Supporting this theory: The various abortion referendums have almost all gone off without a hitch (Florida’s failed, but that’s because Florida makes it harder for those to go through). These referendums are straightforward declarations, and people back them. For a Dem to win an election, they need a platform that makes a series of similar declarations of intent.
Not Nebraska; Nebraska voted to enshrine the right to life position in the state constitution. Now where will Iowa women go when they need an abortion? I guess there’s still Kansas…
I don’t think much of it was about policy, though. Hillary had policy; it was clearly stated, and discussed. People voting for Biden were more voting against Trump than voting for Biden.
I don’t think it is possible to understand this election without understanding the driving force behind sexism. Harris is a woman. Clinton is a woman. Biden is not. It is possible Trump won because too many people were voting against having the first female president.
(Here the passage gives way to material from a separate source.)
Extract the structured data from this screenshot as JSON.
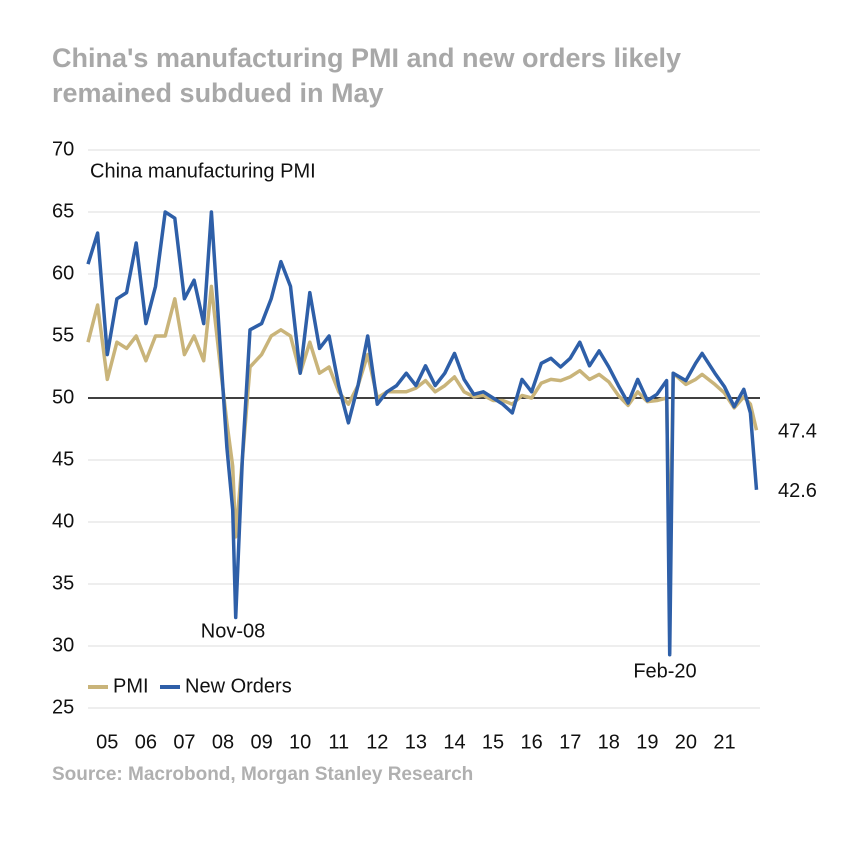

iknklast: Oh, I have no intention of dismissing sexism as a motivator, here–but it’s important to note what was being motivated, or rather, de-motivated. Trump’s popular vote this time around is pretty close to what it was in 2020. So the sexism isn’t motivating people to vote for Trump (except in the sense that anyone who votes for Trump is, by definition, sexist, and racist to boot). Rather, it’s that sexism kept people who voted for Biden home. I do think an actual platform, one that spelled out a clear difference on some of the policy issues (especially the border) could have pulled those folks in.